C’était têtu.
Un problème qui est resté là, silencieux et immobile, pendant dix ans. Deux physiciens romains, Giorgio Parisi, lauréat du prix Nobel, et Francesco Zamponi, ont décidé d’y jeter un nouvel œil. Non pas parce qu’ils s’attendaient à un miracle, mais parce que les mathématiques ne les laissaient pas tranquilles.
Ils appellent ce phénomène du brouillage.
Qu’est-ce que le brouillage ?
Pensez à une table de billard.
Commencez à lui lancer des boules de billard. Au début, ils roulent librement, dispersés et lâches. Ajoutez-en plus. Ils commencent à se cogner. Ils sont plus serrés. Finalement, il n’y a plus de place pour bouger. Tout le système se fige. Rigide. Désordonné. Pris au piège.
C’est du brouillage.
En 2014, Parisi, Zamponi et leur équipe avaient tracé les mathématiques de cet état. Ils ont trouvé des solutions numériques, bien sûr, mais deux variables – $a$ et $b$ – ont continué à se comporter bizarrement. Ils totalisaient toujours 1.
$a + b = 1$
Pourquoi ?
Personne ne le savait. Cela n’avait aucun sens théorique pour eux à l’époque. Ils étaient « dérangés », comme le disait Zamponi. Juste gêné par l’écart entre ce que montraient les chiffres et ce que leurs preuves ne pouvaient pas toucher.
D’autres physiciens ont également essayé. Matthieu Wyart de l’EPFL a abordé la question sous un tout autre angle et a trouvé le même montant. Même résultat, chemin différent.

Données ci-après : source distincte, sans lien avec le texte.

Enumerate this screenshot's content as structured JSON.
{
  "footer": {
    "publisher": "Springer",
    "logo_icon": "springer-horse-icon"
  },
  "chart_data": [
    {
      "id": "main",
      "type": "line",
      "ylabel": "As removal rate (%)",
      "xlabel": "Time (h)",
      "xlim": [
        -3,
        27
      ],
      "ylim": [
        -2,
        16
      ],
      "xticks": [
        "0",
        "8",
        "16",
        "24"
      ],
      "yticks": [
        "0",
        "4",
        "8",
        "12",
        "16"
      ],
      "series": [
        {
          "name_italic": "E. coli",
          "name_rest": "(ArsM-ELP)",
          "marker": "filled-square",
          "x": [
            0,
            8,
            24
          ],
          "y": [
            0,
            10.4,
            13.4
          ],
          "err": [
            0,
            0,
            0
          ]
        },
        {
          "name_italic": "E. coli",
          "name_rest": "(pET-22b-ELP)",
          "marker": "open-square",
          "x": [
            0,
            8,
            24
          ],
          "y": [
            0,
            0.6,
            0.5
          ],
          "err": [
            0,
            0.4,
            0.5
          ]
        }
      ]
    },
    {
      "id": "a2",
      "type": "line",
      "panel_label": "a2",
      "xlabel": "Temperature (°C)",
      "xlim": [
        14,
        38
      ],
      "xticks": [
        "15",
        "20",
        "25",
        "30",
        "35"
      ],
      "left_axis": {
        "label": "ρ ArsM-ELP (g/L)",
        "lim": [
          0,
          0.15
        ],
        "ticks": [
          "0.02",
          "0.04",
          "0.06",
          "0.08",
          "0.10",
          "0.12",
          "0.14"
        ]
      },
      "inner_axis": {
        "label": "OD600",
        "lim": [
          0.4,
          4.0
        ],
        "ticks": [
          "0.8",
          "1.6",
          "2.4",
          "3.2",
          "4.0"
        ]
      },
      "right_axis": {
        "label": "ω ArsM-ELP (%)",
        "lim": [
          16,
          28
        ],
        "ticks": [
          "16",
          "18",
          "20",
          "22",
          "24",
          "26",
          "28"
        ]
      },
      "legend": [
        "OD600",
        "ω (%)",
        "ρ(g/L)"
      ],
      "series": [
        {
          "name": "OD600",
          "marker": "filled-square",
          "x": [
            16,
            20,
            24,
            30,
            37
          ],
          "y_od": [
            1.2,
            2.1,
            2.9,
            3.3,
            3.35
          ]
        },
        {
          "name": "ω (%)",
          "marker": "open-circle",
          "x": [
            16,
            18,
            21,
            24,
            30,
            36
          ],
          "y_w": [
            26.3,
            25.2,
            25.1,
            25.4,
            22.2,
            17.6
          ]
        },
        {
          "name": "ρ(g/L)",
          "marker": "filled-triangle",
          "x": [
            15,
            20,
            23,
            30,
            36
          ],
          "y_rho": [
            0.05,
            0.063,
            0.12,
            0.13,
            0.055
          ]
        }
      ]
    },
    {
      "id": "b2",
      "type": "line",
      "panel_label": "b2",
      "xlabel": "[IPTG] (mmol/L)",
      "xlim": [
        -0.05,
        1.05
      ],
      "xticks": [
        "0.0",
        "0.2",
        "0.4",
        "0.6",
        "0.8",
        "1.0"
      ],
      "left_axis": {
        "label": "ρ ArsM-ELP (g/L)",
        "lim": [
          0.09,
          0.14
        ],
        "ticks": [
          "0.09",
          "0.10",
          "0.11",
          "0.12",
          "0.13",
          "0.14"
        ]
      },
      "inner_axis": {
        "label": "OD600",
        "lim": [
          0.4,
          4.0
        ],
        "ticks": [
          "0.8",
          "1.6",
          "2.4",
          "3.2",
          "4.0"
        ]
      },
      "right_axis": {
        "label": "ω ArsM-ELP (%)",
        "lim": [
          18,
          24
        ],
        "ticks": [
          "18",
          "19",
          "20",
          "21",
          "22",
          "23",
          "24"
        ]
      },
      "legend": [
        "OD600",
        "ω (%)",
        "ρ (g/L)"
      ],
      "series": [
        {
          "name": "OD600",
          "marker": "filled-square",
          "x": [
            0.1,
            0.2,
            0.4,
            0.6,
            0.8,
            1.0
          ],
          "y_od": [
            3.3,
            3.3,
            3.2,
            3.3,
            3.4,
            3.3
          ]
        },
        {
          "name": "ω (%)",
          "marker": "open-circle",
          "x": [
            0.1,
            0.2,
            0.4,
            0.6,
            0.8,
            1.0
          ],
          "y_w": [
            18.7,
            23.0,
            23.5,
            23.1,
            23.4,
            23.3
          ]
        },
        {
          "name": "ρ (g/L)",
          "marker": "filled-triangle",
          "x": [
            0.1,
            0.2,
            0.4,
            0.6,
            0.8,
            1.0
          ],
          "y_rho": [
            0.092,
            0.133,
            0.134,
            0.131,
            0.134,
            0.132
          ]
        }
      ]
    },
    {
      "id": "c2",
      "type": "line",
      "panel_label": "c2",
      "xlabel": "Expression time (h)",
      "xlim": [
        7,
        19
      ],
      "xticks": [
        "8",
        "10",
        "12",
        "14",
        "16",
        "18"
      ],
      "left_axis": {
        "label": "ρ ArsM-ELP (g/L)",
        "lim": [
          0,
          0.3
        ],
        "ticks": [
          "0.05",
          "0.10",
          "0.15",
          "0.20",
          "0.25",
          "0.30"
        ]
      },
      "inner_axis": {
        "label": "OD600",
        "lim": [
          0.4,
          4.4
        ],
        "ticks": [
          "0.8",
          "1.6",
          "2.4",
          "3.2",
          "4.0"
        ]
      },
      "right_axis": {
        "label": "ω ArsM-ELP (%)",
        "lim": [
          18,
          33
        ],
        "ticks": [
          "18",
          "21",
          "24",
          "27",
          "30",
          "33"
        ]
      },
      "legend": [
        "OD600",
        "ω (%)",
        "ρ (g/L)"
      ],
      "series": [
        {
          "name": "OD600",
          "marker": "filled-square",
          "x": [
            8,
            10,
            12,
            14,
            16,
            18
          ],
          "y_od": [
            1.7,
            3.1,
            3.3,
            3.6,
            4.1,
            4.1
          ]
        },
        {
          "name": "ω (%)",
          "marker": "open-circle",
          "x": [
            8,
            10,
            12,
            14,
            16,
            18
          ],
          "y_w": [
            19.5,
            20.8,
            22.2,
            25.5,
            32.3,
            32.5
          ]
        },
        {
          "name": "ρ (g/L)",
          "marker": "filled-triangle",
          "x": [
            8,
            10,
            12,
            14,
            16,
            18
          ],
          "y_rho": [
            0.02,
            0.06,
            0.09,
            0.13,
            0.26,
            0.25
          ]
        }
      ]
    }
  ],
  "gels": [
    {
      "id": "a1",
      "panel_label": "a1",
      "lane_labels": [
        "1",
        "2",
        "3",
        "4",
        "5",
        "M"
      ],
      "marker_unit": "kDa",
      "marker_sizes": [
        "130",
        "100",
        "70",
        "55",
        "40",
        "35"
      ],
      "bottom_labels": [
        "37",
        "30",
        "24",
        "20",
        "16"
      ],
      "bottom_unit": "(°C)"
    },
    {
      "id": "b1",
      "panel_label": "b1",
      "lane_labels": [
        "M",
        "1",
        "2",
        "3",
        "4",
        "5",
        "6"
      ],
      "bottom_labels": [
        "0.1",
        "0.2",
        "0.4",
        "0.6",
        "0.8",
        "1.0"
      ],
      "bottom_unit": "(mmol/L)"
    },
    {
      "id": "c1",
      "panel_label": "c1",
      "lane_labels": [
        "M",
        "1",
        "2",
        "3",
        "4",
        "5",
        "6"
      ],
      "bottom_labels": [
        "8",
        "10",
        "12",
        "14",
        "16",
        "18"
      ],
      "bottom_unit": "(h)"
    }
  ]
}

Cela impliquait qu’il y avait des concepts physiques cachés reliant leur travail – des concepts qui restaient insaisissables.
Le dossier est donc resté inactif. Depuis dix ans.
L’invite
Parisi a eu une pensée. Peut-être que l’intuition humaine se heurtait à un mur que quelque chose d’autre pourrait franchir.
Il s’est tourné vers Claude AI d’Anthropic.
L’approche était simple, presque grossière dans sa franchise. Parisi a demandé au modèle de reproduire ses résultats de 2014. C’est effectivement le cas. Puis il lui demanda de prouver la somme.
40$ invite.
C’était tout. Quarante tentatives plus tard, Claude aboutit à une solution analytique qui tient la route.
Zamponi a examiné le résultat dans un avion, plissant les yeux sur un fichier LaTeX sur un siège en mouvement. “Au fur et à mesure que je lisais… il est devenu immédiatement clair que l’astuce principale était la bonne”, a-t-il déclaré plus tard. Le changement de perspective a été instantané. L’idée était solide, même si la version initiale comportait des aspérités nécessitant un nettoyage.
La solution n’était pas une abstraction lointaine et compliquée nécessitant de nouvelles lois physiques. Il se cachait dans les équations existantes. Depuis le début.
C’est humiliant. La réponse était évidente, à condition d’avoir les bons yeux – ou le bon algorithme – pour repérer le motif.
Machine ou magie ?
Zamponi se demande si un pur mathématicien aurait pu voir cela sans machine. Probablement. Mais c’est le point. Ce sont des physiciens. Pas des spécialistes de ces structures formelles spécifiques. L’IA a fourni un « accès instantané » à un ensemble de compétences qu’ils n’avaient pas en tête.
Était-ce de la créativité ?
Ou simplement une correspondance de modèles sur une montagne de données d’entraînement ?
Ce n’est pas grave, dit-il. Ils ne pouvaient pas voir le chemin. L’IA l’a fait.
Le véritable changement ne consiste pas seulement à résoudre cette équation spécifique. C’est le modèle de collaboration. L’IA ne remplace pas l’humain ici ; cela accélère la corvée afin que l’humain puisse se concentrer sur le concept.
Zamponi passe déjà à un nouveau puzzle impliquant des hypersphères dures aléatoires. La génération de code ? Rapide. Optimisé par le bot. Mais les idées – le gros du travail conceptuel – viennent toujours de lui.
L’accompagnement humain reste indispensable.
Pour l’instant, en tout cas. Nous cherchons à déterminer qui apporte quoi à la table.